Surprise : les cellules humaines peuvent finalement convertir l’ARN en ADN
Une équipe de l’Université Thomas Jefferson de Philadelphie a réussi à démontrer qu’une enzyme humaine pouvait convertir des séquences d’ARN en ADN. La fin d’une ère pour tout un pan de la biochimie ?
C’est un mantra que tous les étudiants en biochimie et sciences du vivant ont appris par cœur depuis des lustres : dans notre corps humain, les enzyme baptisée polymérase sont extrêmement importantes car elles transcrivent l’ADN en ARN messager. Plus léger et plus facile à lire que l’ADN, c’est ce dernier qui sera ensuite traduit pour produire toutes sortes de protéines indispensables à notre métabolisme. Très schématiquement, c’est un peu comme interpréter le contenu d’un livre de cuisine (le génome) pour préparer la recette correspondante (les protéines). Sans ces polymérases, notre organisme serait incapable de fabriquer tous les éléments dont il a besoin.
Sauf qu’à la lumière d’une étude parue dans Science Advances, cette prétendue “base” de la physiologie humaine pourrait bien n’être qu’un dogme erroné…C’est en tout cas la conclusion d’une étude réalisée par l’équipe de Richard Pomerantz, qui remet en cause une partie de cette dynamique.
Une molécule au drôle de comportement
Dans les cellules des mammifères que nous sommes, on trouve plusieurs sortes de polymérases. Trois d’entre elles jouent un rôle fondamental : en somme, elles s’occupent de dupliquer tout notre génome pour donner leur ration d’ADN aux nouvelles cellules. Les autres ont plutôt un rôle d’entretien et de réparation de l’ADN, mais peuvent aussi avoir d’autres fonctions plus obscures.

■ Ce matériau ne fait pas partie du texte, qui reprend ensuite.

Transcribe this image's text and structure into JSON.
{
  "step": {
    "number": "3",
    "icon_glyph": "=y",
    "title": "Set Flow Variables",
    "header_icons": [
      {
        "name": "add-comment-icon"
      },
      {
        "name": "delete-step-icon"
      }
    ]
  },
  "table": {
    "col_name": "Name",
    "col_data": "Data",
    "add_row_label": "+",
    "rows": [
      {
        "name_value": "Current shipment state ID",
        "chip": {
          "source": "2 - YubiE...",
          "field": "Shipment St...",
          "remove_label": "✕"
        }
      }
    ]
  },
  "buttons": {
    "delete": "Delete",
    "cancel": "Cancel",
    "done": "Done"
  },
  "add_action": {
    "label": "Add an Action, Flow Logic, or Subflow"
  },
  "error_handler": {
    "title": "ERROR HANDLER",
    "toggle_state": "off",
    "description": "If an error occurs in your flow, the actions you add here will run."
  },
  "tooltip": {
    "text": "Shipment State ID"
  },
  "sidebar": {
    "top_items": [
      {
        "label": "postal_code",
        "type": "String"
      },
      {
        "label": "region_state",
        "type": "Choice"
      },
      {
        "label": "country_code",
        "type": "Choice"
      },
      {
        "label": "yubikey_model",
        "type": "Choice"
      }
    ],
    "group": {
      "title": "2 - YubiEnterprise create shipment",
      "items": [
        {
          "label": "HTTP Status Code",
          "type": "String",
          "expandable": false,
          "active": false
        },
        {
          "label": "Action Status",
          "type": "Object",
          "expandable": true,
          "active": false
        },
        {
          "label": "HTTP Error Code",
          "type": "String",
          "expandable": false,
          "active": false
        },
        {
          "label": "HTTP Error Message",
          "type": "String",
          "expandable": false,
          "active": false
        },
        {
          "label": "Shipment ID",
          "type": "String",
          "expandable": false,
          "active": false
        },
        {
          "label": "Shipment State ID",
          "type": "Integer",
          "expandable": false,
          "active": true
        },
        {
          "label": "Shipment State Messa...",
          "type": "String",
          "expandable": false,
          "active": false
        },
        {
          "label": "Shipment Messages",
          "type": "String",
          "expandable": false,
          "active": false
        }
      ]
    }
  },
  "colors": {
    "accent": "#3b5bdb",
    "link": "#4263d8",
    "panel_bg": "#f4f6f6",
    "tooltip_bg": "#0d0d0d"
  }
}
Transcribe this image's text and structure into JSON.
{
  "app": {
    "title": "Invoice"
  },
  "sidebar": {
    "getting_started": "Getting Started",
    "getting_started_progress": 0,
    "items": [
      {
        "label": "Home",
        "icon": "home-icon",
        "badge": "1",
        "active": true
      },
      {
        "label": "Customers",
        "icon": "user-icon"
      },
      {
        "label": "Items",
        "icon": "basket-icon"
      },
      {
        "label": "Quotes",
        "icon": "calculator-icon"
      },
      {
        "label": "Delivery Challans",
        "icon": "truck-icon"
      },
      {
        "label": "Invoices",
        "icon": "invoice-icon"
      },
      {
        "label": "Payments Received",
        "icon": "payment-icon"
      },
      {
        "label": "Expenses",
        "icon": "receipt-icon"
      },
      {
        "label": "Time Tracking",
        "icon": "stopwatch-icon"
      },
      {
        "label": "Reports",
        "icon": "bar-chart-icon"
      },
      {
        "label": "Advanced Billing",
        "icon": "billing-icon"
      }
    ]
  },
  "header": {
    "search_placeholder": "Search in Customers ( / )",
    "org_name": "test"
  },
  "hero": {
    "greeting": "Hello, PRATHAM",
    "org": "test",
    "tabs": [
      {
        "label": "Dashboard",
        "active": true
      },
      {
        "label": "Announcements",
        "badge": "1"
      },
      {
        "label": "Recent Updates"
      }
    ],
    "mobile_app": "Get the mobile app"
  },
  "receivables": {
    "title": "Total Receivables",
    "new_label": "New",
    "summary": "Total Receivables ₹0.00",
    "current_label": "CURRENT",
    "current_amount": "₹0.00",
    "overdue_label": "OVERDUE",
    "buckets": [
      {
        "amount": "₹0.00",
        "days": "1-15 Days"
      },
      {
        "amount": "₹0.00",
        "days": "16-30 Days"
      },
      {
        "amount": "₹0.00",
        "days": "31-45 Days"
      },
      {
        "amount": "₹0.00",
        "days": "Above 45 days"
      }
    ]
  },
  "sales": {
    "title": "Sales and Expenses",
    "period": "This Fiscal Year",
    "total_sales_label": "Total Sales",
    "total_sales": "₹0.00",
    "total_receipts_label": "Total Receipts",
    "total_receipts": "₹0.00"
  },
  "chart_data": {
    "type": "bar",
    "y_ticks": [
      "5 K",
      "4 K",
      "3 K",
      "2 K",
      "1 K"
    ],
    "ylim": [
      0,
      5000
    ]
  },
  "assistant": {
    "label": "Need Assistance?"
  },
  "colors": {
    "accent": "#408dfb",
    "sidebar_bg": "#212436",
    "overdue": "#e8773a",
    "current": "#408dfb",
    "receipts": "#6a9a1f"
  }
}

L’une de ces enzymes, la polymérase theta, est connue pour produire beaucoup d’erreurs lorsqu’elle transcrit de l’ADN en ARN. Très curieux pour un objet chargé de l’entretien de notre génome, d’une importance critique. Or, ces erreurs sont caractéristiques d’un autre élément bien connu. Il porte le nom barbare de réverse-transcriptase. Il n’existe pas chez les humains, mais chez certains virus comme le VIH.
C’est cet élément qui a mis la puce à l’oreille des chercheurs. En effet, ce type d’enzyme est capable de transcrire l’ARN en ADN. Concrètement, c’est l’opération inverse des polymérases de notre métabolisme : elles ré-écrivent le livre de recettes en goûtant les plats. Cela semble incohérent au premier abord : pourquoi ces éléments cellulaires se ressemblent-ils tellement alors qu’ils ont des fonctions apparemment opposées ?
La réponse est plus simple qu’il n’y paraît. La polymérase theta de notre corps, censée convertir l’ADN en ARN messager, est en fait capable de faire l’inverse, comme la réverse-transcriptase du VIH. Elle est même si douée pour le faire que, contre toute attente il pourrait bien s’agir de sa vraie fonction.
Une piste dans la lutte contre le cancer et en biologie générale
Nous étions convaincus que cette fonction n’existait pas dans notre métabolisme. Il faut désormais identifier quel rôle elle y joue. Cette molécule pourrait jouer un rôle dans la réparation de l’ADN à l’aide d’ARN messager. Mais le plus intéressant, c’est qu’on la trouve en grande quantité dans les cellules cancéreuses, qui sont issues d’erreurs de réparation de l’ADN. En l’étudiant de plus près, l’équipe du Dr.Pomerantz espère comprendre comment cette polymérase theta agit sur la réparation cellulaire. Avec, peut-être, l’espoir de trouver un lien concret avec la prolifération du cancer, et donc de défricher une nouvelle piste très prometteuse dans la lutte contre ce fléau. Il est également tout à fait possible que cela permette aux chercheurs d’identifier de tous nouveaux mécanismes dans notre métabolisme.